Date: Monday, November 24, 2025
Hello! We are Dr. Christiane Herber-Valdez, Dr. Alyssa Cervantes-Benavides, and Dr. Julie Blow, a team of higher education professionals in the Office of Academic Affairs at Texas Tech University Health Sciences Center El Paso. We work in the areas of program development, evaluation, assessment, and accreditation, and we’d like to share how our evaluation of TECHReady, the university’s Quality Enhancement Plan (QEP), has evolved into a model of continuous improvement and how it is creating lasting impact in our classrooms and community.
TECHReady is our institution-wide initiative to strengthen student learning through Interprofessional Education (IPE). In IPE, students from different health professions learn about, from, and with each other to improve teamwork and patient outcomes. Through TECHReady, our students enrolled in nursing, medicine, dental medicine and biomedical sciences degree programs, engage in structured activities that help them understand each profession’s role, build trust, and practice communication in real-world settings. These experiences reinforce values like mutual respect, integrity, and shared accountability, all vital for high-functioning healthcare teams.
Over time, we have expanded TECHReady beyond classroom instruction to include service learning and community-based engagement activities. Students now collaborate in off- campus outreach clinics, community health fairs, and public health projects that directly respond to local healthcare needs and address regional workforce shortages. These opportunities allow students to apply interprofessional teamwork skills, while serving the El Paso community—improving access to care, health education, and providing much needed healthcare services in the region.
TECHReady’s evaluation was never meant to be just a checkbox for accreditation and compliance. We designed it as a learning system, ensuring a continuous feedback loop that collects and shares a wide variety of data, from students’ attitudes and competencies to qualitative feedback and multi-view observations. Always keeping an eye on the often overlooked last column of logic models, we also regularly evaluate impact—not just on our students, but on our programs, our culture, and our community. Keeping in close touch with community partners and the needs of our region—a federally designated health-profession shortage area, we regularly evaluate broad impact outcomes as part of annual evaluation.
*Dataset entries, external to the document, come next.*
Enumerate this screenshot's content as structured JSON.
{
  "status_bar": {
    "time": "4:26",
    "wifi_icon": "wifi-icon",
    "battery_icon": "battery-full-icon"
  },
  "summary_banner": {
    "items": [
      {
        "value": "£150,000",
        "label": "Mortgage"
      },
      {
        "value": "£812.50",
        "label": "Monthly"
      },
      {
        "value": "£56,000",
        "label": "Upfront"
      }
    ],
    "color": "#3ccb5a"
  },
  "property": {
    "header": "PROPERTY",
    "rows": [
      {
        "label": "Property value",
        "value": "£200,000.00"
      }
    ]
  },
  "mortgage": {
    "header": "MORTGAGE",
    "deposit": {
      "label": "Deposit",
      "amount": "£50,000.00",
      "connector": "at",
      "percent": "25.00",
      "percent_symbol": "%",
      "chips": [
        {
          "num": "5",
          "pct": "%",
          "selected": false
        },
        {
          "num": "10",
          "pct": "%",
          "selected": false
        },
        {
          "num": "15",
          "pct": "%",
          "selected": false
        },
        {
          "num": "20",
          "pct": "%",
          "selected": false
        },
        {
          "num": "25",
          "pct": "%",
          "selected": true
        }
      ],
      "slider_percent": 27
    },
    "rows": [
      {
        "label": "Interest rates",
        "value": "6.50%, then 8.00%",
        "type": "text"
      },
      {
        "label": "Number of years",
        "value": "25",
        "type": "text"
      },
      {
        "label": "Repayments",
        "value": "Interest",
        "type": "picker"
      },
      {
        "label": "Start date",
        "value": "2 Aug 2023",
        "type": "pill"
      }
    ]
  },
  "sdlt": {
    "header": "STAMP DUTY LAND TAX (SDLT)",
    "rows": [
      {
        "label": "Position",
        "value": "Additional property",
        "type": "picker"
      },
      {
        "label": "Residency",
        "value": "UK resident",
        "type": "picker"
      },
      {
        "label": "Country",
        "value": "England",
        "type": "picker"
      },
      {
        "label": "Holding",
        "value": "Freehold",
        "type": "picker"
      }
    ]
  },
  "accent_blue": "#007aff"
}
Longitudinal results demonstrated direct benefits among our students, with high engagement and measurable gains in IPE attitudes and students’ confidence across all degree programs. But what we’re most proud of is how evaluation findings have led to tangible change: refined curricular design, better coordination across our academic disciplines—nursing, medicine and biomedical science—and stronger partnerships with community organizations. Students are now entrenched in our community, gaining valuable learning experiences while making a difference for patient populations.
Include measures of community impact in your evaluation plan to demonstrate value beyond the institution and connect data to real-world outcomes that matter to students, faculty, and community members alike. Design your evaluation incorporating questions that measure multi-level impact—and don’t be afraid to inquire about culture or systemic change. Often these outcomes are not realized by program administrators, until the relevant evaluation questions are asked by the evaluator.
When evaluation is shared, discussed, and acted upon, it becomes a catalyst for improvement for the program and everyone it touches. With TECHReady, evaluative thinking helped us build a culture of collaboration, innovation, and community responsibility.
Evaluation done well can transform not just students, but institutions and communities. For us, it has been the bridge between learning and service, demonstrating that continuous, evidence-informed reflection does not just strengthen education; it strengthens the people and places we serve.